A total of 113 patients were analyzed, 44% CD and 56% UC. Mean age was 33.3 (±15.1) years, 54% were male and 87% were Caucasian. The average disease duration was 12.3 years. 75% of patients had previously been treated with anti-TNF and 41% were concurrently on an immunomodulator. The average number of prior VDZ infusions was 7.9 (±4.4). Overall median VDZ level was 11 μg/mL (range 1.4–100.1 μg/mL). Patients in remission had significantly higher median levels of VDZ (12.1 μg/mL, IQR 9.5–19.9 versus 9.6 μg/mL, IQR 5.7–16.9, P = 0.01). Findings were similar in UC patients (median 14.3 versus 9.8 μg/mL, P = 0.04).
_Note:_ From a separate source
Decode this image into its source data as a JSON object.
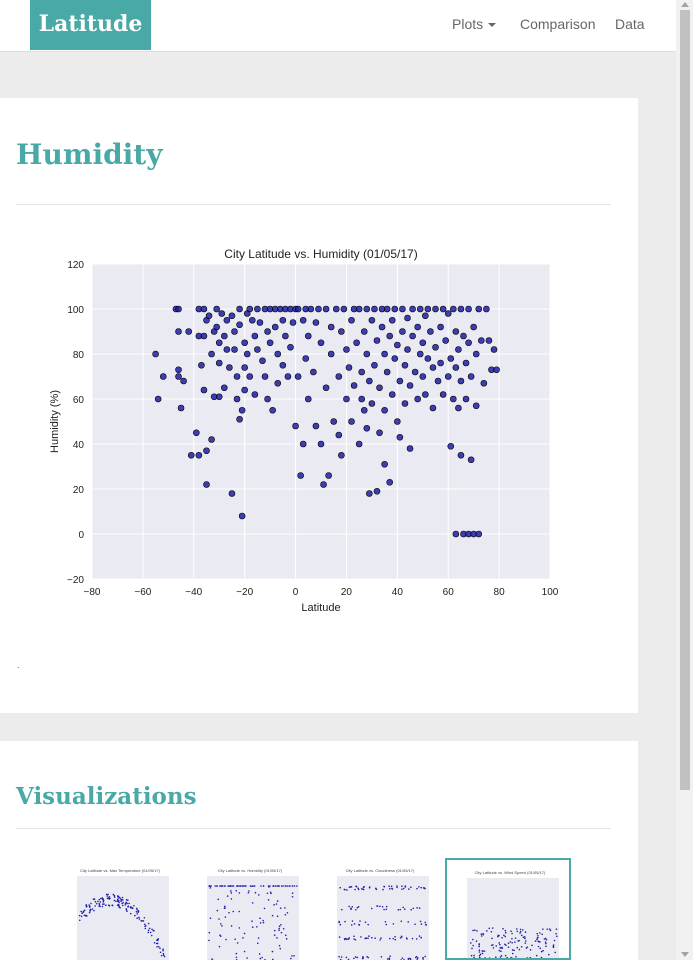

Higher rates of remission were seen with increasing quartiles of VDZ level (P trend = 0.01). Patients with VDZ levels below the median (11 μg/mL) were significantly less likely to be in remission compared to those above the median (37.9% versus 61.8%, P = 0.01). Patients with VDZ levels above the median had significantly higher odds of being in remission (OR 2.65, 95% CI, 1.24–5.66). No significant differences in VDZ level or remission rate was seen with immunomodulator use. Only 4 patients (3.5%) had detectable ATVs but all 4 had detectable VDZ levels. Three of these 4 patients were not on an immunomodulator.

Conclusions:

During maintenance therapy, VDZ levels were significantly higher in patients in remission. The odds of remission were significantly higher in patients with VDZ levels in the top 2 quartiles (VDZ level >11 μg/mL). ATVs were found in only 3.5% of patients.